Maggie pits Arnold Schwarzenegger against zombies, but not in the way you’d expect. The titular character (Abigail Breslin) is infected, but Wade (Schwarzenegger) isn’t driving into the city to put down the zombie threat, he’s bringing his daughter home before the disease reaches its inhumane conclusion. Protocols are implemented to keep the virus contained to the small midwestern town, but doctors set aside regulations to let Wade spend time with his daughter before she is sent away to the quarantine zone.
The stage of Maggie’s infection is still in its infancy, but any sign of worsening symptoms will get her sent straight to a quarantine area. Wade’s second-wife (Joely Richardson) has sent her children to stay with family outside of town, so it’s just the three of them in a makeshift farmhouse as they wait for inevitable to come. Zombie films often rely on global catastrophe for stakes, but a family awaiting is the kind of tension that all viewers can relate to. Fans hoping to see Arnold buckle down with a shotgun and take on the entire zombie apocalypse might be disappointed, but this picture has ambitions beyond being another run-of-the-mill schlockfest, Maggie serves as an intimate two hour movie about a father losing his daughter amid the zombie apocalypse.

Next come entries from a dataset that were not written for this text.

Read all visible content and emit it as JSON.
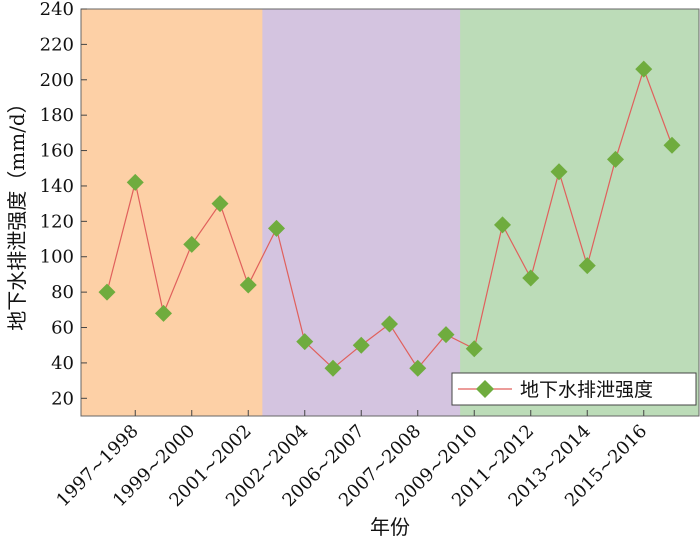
{
  "chart_data": {
    "type": "line",
    "xlabel": "年份",
    "ylabel": "地下水排泄强度（mm/d）",
    "ylim": [
      10,
      240
    ],
    "yticks": [
      20,
      40,
      60,
      80,
      100,
      120,
      140,
      160,
      180,
      200,
      220,
      240
    ],
    "tick_labels": [
      "1997~1998",
      "1999~2000",
      "2001~2002",
      "2002~2004",
      "2006~2007",
      "2007~2008",
      "2009~2010",
      "2011~2012",
      "2013~2014",
      "2015~2016"
    ],
    "legend": {
      "position": "right, lower middle",
      "entries": [
        "地下水排泄强度"
      ]
    },
    "grid": false,
    "background_bands": [
      {
        "from_point": 1,
        "to_point": 7,
        "color": "#fdd0a6"
      },
      {
        "from_point": 7,
        "to_point": 14,
        "color": "#d4c4e0"
      },
      {
        "from_point": 14,
        "to_point": 21,
        "color": "#bcdcb8"
      }
    ],
    "series": [
      {
        "name": "地下水排泄强度",
        "line_color": "#e0605c",
        "marker_color": "#6fac3e",
        "marker": "diamond",
        "x": [
          1,
          2,
          3,
          4,
          5,
          6,
          7,
          8,
          9,
          10,
          11,
          12,
          13,
          14,
          15,
          16,
          17,
          18,
          19,
          20,
          21
        ],
        "values": [
          80,
          142,
          68,
          107,
          130,
          84,
          116,
          52,
          37,
          50,
          62,
          37,
          56,
          48,
          118,
          88,
          148,
          95,
          155,
          206,
          163
        ]
      }
    ]
  }
}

The Walking Dead and Zombieland made zombies popular, but rather than just coasting on a well-regarded premise, newcomers Henry Hobson and John Scott 3 use zombie infection as a stand-in for the mourning of watching loved ones come physically undone by disease. I Am Legend and other zombie flicks tease a cure to keep the depression from fully kicking in, but Maggie has no such solutions up its sleeve. The only outcome for Wade and his daughter is the quarantine area where the infected live among each other until they lose all traces of themselves and are euthanized. The thought of placing his flesh and blood inside a quarantine area is incomprehensible to a parent and Arnold holds his own in conveying that weight. In short, this transition, resembling closer to a character performance than immortal hero, may be his future in acting.
Short of The Expendables, Arnold’s box-office draw has been steadily declining in recent years with his last three pictures grossing less than $30 million domestically ($10 million for Sabotage, $25 million for Escape Plan, and $12 million for The Last Stand). With box-office receipts like that Mr. Schwarzenegger may have realized his days of unironic swagger have passed. Left with no other alternative, he will do something that surprises a good deal of movie fans. Arnold Schwarzenegger acts.

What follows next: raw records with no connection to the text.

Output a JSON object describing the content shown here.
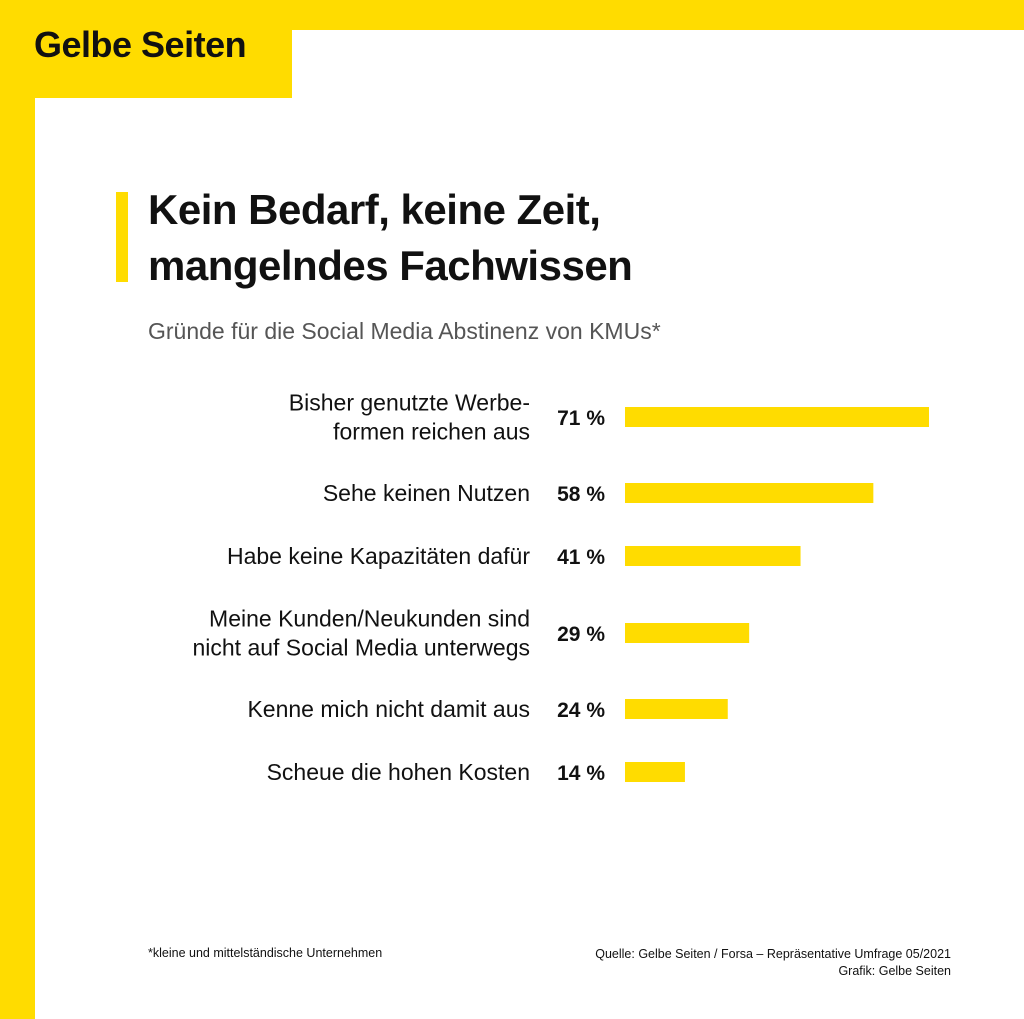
{
  "brand": {
    "logo": "Gelbe Seiten",
    "accent_color": "#FFDC00"
  },
  "header": {
    "title_line1": "Kein Bedarf, keine Zeit,",
    "title_line2": "mangelndes Fachwissen",
    "subtitle": "Gründe für die Social Media Abstinenz von KMUs*"
  },
  "chart_data": {
    "type": "bar",
    "orientation": "horizontal",
    "categories": [
      [
        "Bisher genutzte Werbe-",
        "formen reichen aus"
      ],
      [
        "Sehe keinen Nutzen"
      ],
      [
        "Habe keine Kapazitäten dafür"
      ],
      [
        "Meine Kunden/Neukunden sind",
        "nicht auf Social Media unterwegs"
      ],
      [
        "Kenne mich nicht damit aus"
      ],
      [
        "Scheue die hohen Kosten"
      ]
    ],
    "values": [
      71,
      58,
      41,
      29,
      24,
      14
    ],
    "value_labels": [
      "71 %",
      "58 %",
      "41 %",
      "29 %",
      "24 %",
      "14 %"
    ],
    "unit": "%",
    "xlim": [
      0,
      71
    ],
    "grid": false,
    "bar_color": "#FFDC00"
  },
  "footer": {
    "footnote": "*kleine und mittelständische Unternehmen",
    "source_line1": "Quelle: Gelbe Seiten / Forsa – Repräsentative Umfrage 05/2021",
    "source_line2": "Grafik: Gelbe Seiten"
  }
}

Yes, we live in a world where an Arnold Schwarzenneger performance can bring tears to one’s eyes. “Ahnuld” has always been known for taking down entire armies by himself with a big gun and a quick quip to follow shortly thereafter, but he gives an understated performance by learning less is more. Few ever anticipated that in his late sixties Schwarzenegger would be in a somber film that showcases a range we’ve never seen from the aging icon. His relationship with Abigail Breslin connects authentically, he really gives his all as a loving father who has to watch his child succumb to a frightening disease. There is a tenderness present with Breslin onscreen, but in those quiet moment he also evokes a despair that he may not have been able to pull of 20 years ago. Arnold Schwarzenegger may have more popular portrayals on his filmography, but none have resonated emotionally such as this.